Alla scoperta di Cuba, tra mare, natura e arte

Immergendosi nel dedalo di stradine che caratterizzano L’Avana non si può fare a meno di lasciarsi guidare dalle note musicali che pervadono ogni momento della vita a Cuba, accompagnate dal profumo inconfondibile dell’ ajiaco.

cuba

Di Ludovica Criscitiello
Foto di Massimo Romano

Le città e l’arte
La capitale de L’Avana è tappa obbligatoria per chi arriva a Cuba e non solo per il fatto che le sue spiagge si affacciano direttamente sul Mar dei Caraibi, ma anche perché il centro storico è Patrimonio dell’Unesco dal 1982. Passeggiando in questa parte della città, specchio di un mix di culture antiche e contemporanee, è possibile ammirare la Cattedrale principale in stile barocco, e dare un’occhiata al Castillo de la Real Fuerza che sorge nel cuore di un parco, nelle vicinanze di Plaza de Las Armas. Salendo in cima al castello si gode di una vista spettacolare sulla città e poi sul mare, guardando oltre il Malecón, l’ampia strada che dal porto arriva fino al quartiere del Vedado. I tramonti che si vedono da qui lasciano a bocca aperta. Spostandosi poi verso l’interno, si cammina verso Plaza de la Revolución a pochi metri dal Capitolio, sede dell’Accademia cubana delle Scienze. Se si visita L’Avana non si può non fare tappa anche a Cienfuegos, anch’essa dichiarata Patrimonio dell’Unesco, città affascinante nel suo stile elegante alla francese, dove si concentra il più alto numero di edifici in stile neoclassico.

Il mare e la natura
Gli angoli di paradiso marini sono tanti a Cuba. Uno dei più noti è l’isola di Cayo Largo del Sur, un luogo incontaminato dove fauna e flora con pappagalli, iguane, pellicani e tartarughe marine offrono uno spettacolo meraviglioso insieme, ovviamente, alla barriera corallina che circonda l’isola e alla miriade di pesci che si possono osservare facendo snorkeling.
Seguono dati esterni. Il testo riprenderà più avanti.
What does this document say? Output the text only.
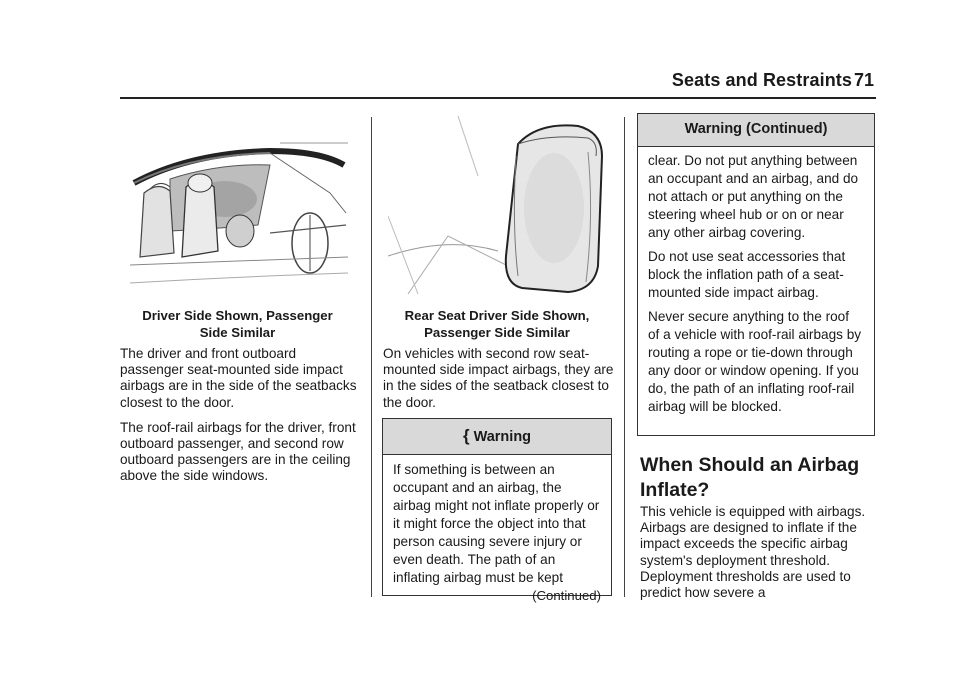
Seats and Restraints 71
Driver Side Shown, Passenger
Side Similar

The driver and front outboard passenger seat-mounted side impact airbags are in the side of the seatbacks closest to the door.

The roof-rail airbags for the driver, front outboard passenger, and second row outboard passengers are in the ceiling above the side windows.

Rear Seat Driver Side Shown,
Passenger Side Similar

On vehicles with second row seat-mounted side impact airbags, they are in the sides of the seatback closest to the door.

{ Warning

If something is between an occupant and an airbag, the airbag might not inflate properly or it might force the object into that person causing severe injury or even death. The path of an inflating airbag must be kept

(Continued)
Warning (Continued)

clear. Do not put anything between an occupant and an airbag, and do not attach or put anything on the steering wheel hub or on or near any other airbag covering.

Do not use seat accessories that block the inflation path of a seat-mounted side impact airbag.

Never secure anything to the roof of a vehicle with roof-rail airbags by routing a rope or tie-down through any door or window opening. If you do, the path of an inflating roof-rail airbag will be blocked.

When Should an Airbag
Inflate?

This vehicle is equipped with airbags. Airbags are designed to inflate if the impact exceeds the specific airbag system's deployment threshold. Deployment thresholds are used to predict how severe a
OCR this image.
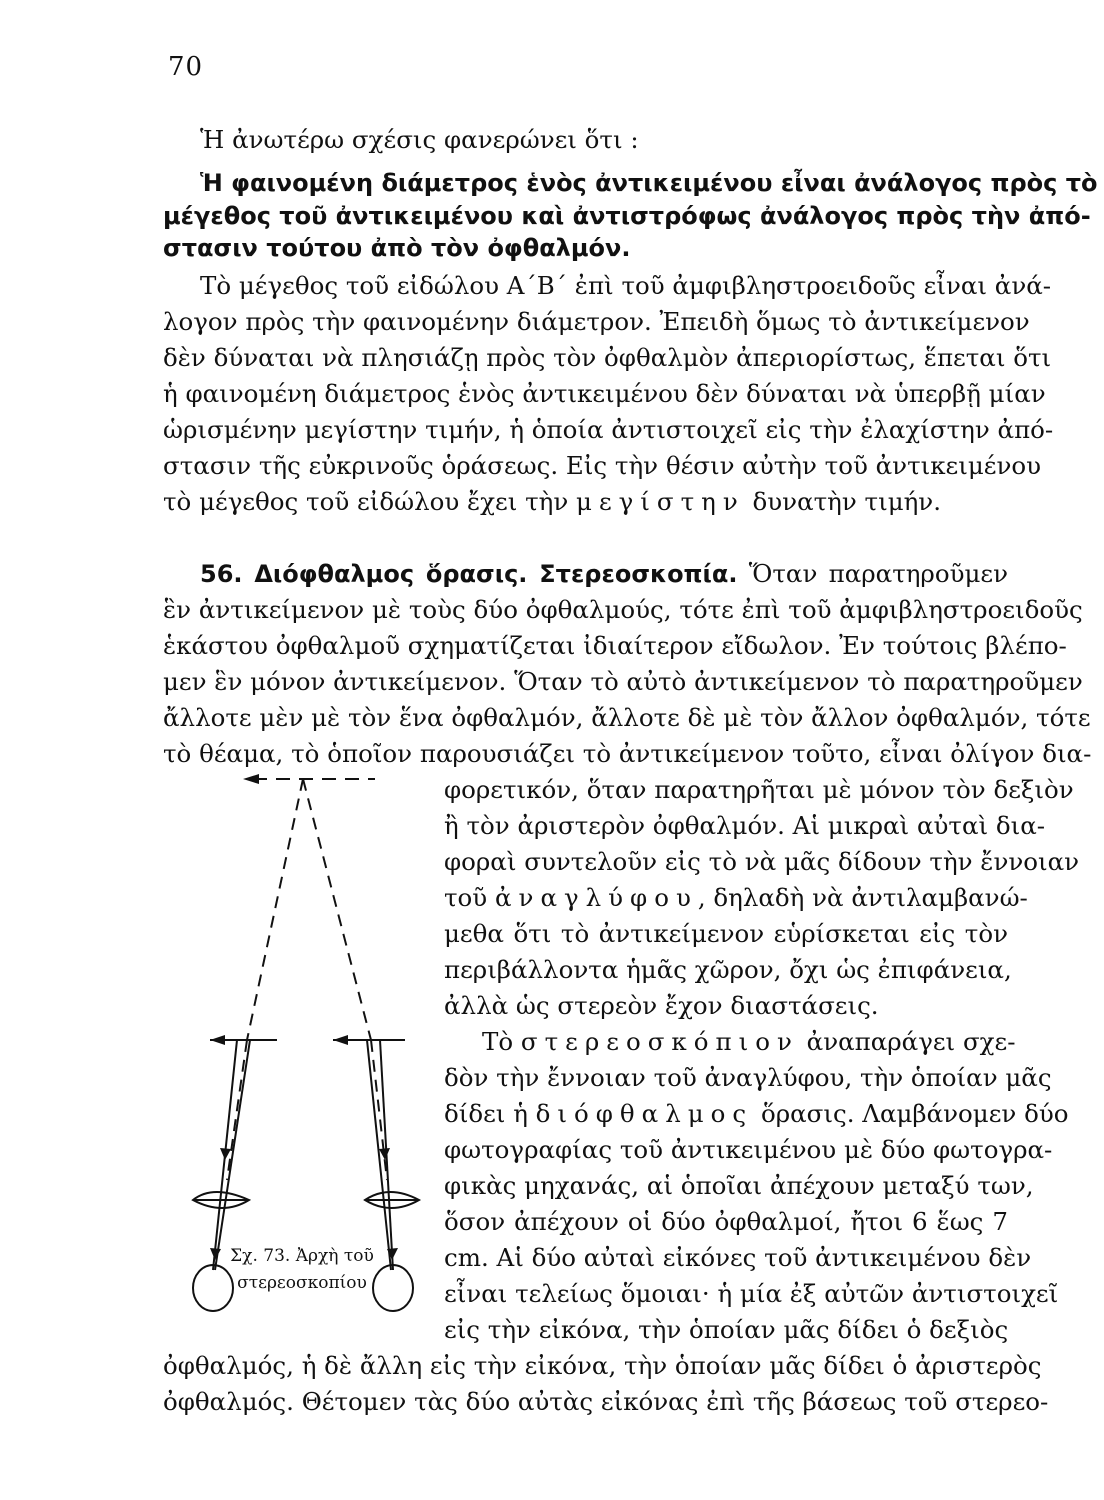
70
Ἡ ἀνωτέρω σχέσις φανερώνει ὅτι :
Ἡ φαινομένη διάμετρος ἑνὸς ἀντικειμένου εἶναι ἀνάλογος πρὸς τὸ
μέγεθος τοῦ ἀντικειμένου καὶ ἀντιστρόφως ἀνάλογος πρὸς τὴν ἀπό-
στασιν τούτου ἀπὸ τὸν ὀφθαλμόν.
Τὸ μέγεθος τοῦ εἰδώλου Α΄Β΄ ἐπὶ τοῦ ἀμφιβληστροειδοῦς εἶναι ἀνά-
λογον πρὸς τὴν φαινομένην διάμετρον. Ἐπειδὴ ὅμως τὸ ἀντικείμενον
δὲν δύναται νὰ πλησιάζῃ πρὸς τὸν ὀφθαλμὸν ἀπεριορίστως, ἕπεται ὅτι
ἡ φαινομένη διάμετρος ἑνὸς ἀντικειμένου δὲν δύναται νὰ ὑπερβῇ μίαν
ὡρισμένην μεγίστην τιμήν, ἡ ὁποία ἀντιστοιχεῖ εἰς τὴν ἐλαχίστην ἀπό-
στασιν τῆς εὐκρινοῦς ὁράσεως. Εἰς τὴν θέσιν αὐτὴν τοῦ ἀντικειμένου
τὸ μέγεθος τοῦ εἰδώλου ἔχει τὴν μεγίστην δυνατὴν τιμήν.
56. Διόφθαλμος ὅρασις. Στερεοσκοπία. Ὅταν παρατηροῦμεν
ἓν ἀντικείμενον μὲ τοὺς δύο ὀφθαλμούς, τότε ἐπὶ τοῦ ἀμφιβληστροειδοῦς
ἑκάστου ὀφθαλμοῦ σχηματίζεται ἰδιαίτερον εἴδωλον. Ἐν τούτοις βλέπο-
μεν ἓν μόνον ἀντικείμενον. Ὅταν τὸ αὐτὸ ἀντικείμενον τὸ παρατηροῦμεν
ἄλλοτε μὲν μὲ τὸν ἕνα ὀφθαλμόν, ἄλλοτε δὲ μὲ τὸν ἄλλον ὀφθαλμόν, τότε
τὸ θέαμα, τὸ ὁποῖον παρουσιάζει τὸ ἀντικείμενον τοῦτο, εἶναι ὀλίγον δια-
φορετικόν, ὅταν παρατηρῆται μὲ μόνον τὸν δεξιὸν
ἢ τὸν ἀριστερὸν ὀφθαλμόν. Αἱ μικραὶ αὐταὶ δια-
φοραὶ συντελοῦν εἰς τὸ νὰ μᾶς δίδουν τὴν ἔννοιαν
τοῦ ἀναγλύφου, δηλαδὴ νὰ ἀντιλαμβανώ-
μεθα ὅτι τὸ ἀντικείμενον εὑρίσκεται εἰς τὸν
περιβάλλοντα ἡμᾶς χῶρον, ὄχι ὡς ἐπιφάνεια,
ἀλλὰ ὡς στερεὸν ἔχον διαστάσεις.
Τὸ στερεοσκόπιον ἀναπαράγει σχε-
δὸν τὴν ἔννοιαν τοῦ ἀναγλύφου, τὴν ὁποίαν μᾶς
δίδει ἡ διόφθαλμος ὅρασις. Λαμβάνομεν δύο
φωτογραφίας τοῦ ἀντικειμένου μὲ δύο φωτογρα-
φικὰς μηχανάς, αἱ ὁποῖαι ἀπέχουν μεταξύ των,
ὅσον ἀπέχουν οἱ δύο ὀφθαλμοί, ἤτοι 6 ἕως 7
cm. Αἱ δύο αὐταὶ εἰκόνες τοῦ ἀντικειμένου δὲν
εἶναι τελείως ὅμοιαι· ἡ μία ἐξ αὐτῶν ἀντιστοιχεῖ
εἰς τὴν εἰκόνα, τὴν ὁποίαν μᾶς δίδει ὁ δεξιὸς
ὀφθαλμός, ἡ δὲ ἄλλη εἰς τὴν εἰκόνα, τὴν ὁποίαν μᾶς δίδει ὁ ἀριστερὸς
ὀφθαλμός. Θέτομεν τὰς δύο αὐτὰς εἰκόνας ἐπὶ τῆς βάσεως τοῦ στερεο-
Σχ. 73. Ἀρχὴ τοῦ
στερεοσκοπίου
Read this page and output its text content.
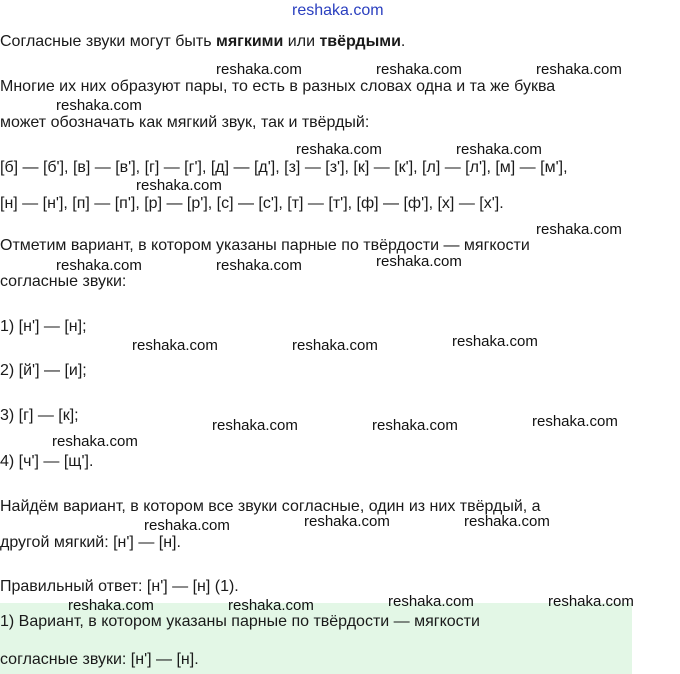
reshaka.com
Согласные звуки могут быть мягкими или твёрдыми.
reshaka.com	reshaka.com	reshaka.com
Многие их них образуют пары, то есть в разных словах одна и та же буква
reshaka.com
может обозначать как мягкий звук, так и твёрдый:
reshaka.com	reshaka.com
[б] — [б'], [в] — [в'], [г] — [г'], [д] — [д'], [з] — [з'], [к] — [к'], [л] — [л'], [м] — [м'],
reshaka.com
[н] — [н'], [п] — [п'], [р] — [р'], [с] — [с'], [т] — [т'], [ф] — [ф'], [х] — [х'].
reshaka.com
Отметим вариант, в котором указаны парные по твёрдости — мягкости
reshaka.com	reshaka.com	reshaka.com
согласные звуки:
1) [н'] — [н];
reshaka.com	reshaka.com	reshaka.com
2) [й'] — [и];
3) [г] — [к];
reshaka.com	reshaka.com	reshaka.com
reshaka.com
4) [ч'] — [щ'].
Найдём вариант, в котором все звуки согласные, один из них твёрдый, а
reshaka.com	reshaka.com	reshaka.com
другой мягкий: [н'] — [н].
Правильный ответ: [н'] — [н] (1).
reshaka.com	reshaka.com	reshaka.com	reshaka.com
1) Вариант, в котором указаны парные по твёрдости — мягкости
согласные звуки: [н'] — [н].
Non è da meno neanche l’isolotto di Cayo Levisa. Ci si può arrivare su un battello, attraversando uno stretto tratto di mare, dopo aver fatto un giro a Viñales nel cuore del Parco Nacional, il centro di produzione del miglior tabacco al mondo. Gli amanti degli sport acquatici non potranno fare a meno di raggiungere anche Cayo Santa Maria dove è consigliabile fittare uno scooter per fare il giro dell’isola.

La musica
Le note musicali della salsa cubana sono ormai famose in tutto il mondo. Non tutti sanno che il suo antesignano è in realtà il son, nato a Santiago de Cuba. La musica cubana ha origine da una mescolanza di generi in particolare quello africano, da cui deriva l’uso delle percussioni e quello spagnolo che ha introdotto la chitarra. Con il passare del tempo, però, a questi si sono aggiunte le influenze musicali francesi e americane che hanno reso quella cubana una delle forme musicali più particolari al mondo.

Las casas particulares
Se si sceglie di visitare a Cuba e di respirare la sua anima, l’unica sistemazione possibile sono las casas particulares, l’equivalente dei B&B o delle case vacanza, gestite privatamente da cittadini cubani, dove potrete godere a pieno dello spirito e dell’accoglienza di Cuba. È facile che colazione e cena siano incluse nelle tariffe (che generalmente oscillano da un massimo di 30 euro a un minimo di 15 euro a notte) e questo permette di provare la cucina locale, compresi i deliziosi frullati a base di frutta fatti in casa.

Il cibo e il cuba libre
Nonostante il divieto del Governo, se si soggiorna in una casa particular non è affatto raro che i proprietari decidano di cucinare frutti di mare, aragoste e gamberoni. In alternativa c’è sempre la carne, quella di maiale, fritta o arrosto. Tipici sono i chicarrones, stuzzichini preparati con le parti grasse dell’animale, accompagnati da birra o rum. Non mancano le insalate, in particolare quella di avocado o quelle miste con cetrioli. Molto comune è il consumo di banane che fanno da contorno e che vengono servite fritte, oppure ancora che ritroviamo, insieme a patate, mais, manzo, pollo e carne secca nell’ajiaco, piatto tipico nazionale. Diffuso è anche il cibo di strada, ma la vera delizia è la frutta. Avocado, papaya, ananas, cocco, guanaba, guava, lime sono alla base degli ottimi frullati che si gustano solitamente a colazione o come spuntino. Se c’è il cibo non mancano certo le bevande con il rum a farla da padrone, che è anche uno dei principali ingredienti del cuba libre.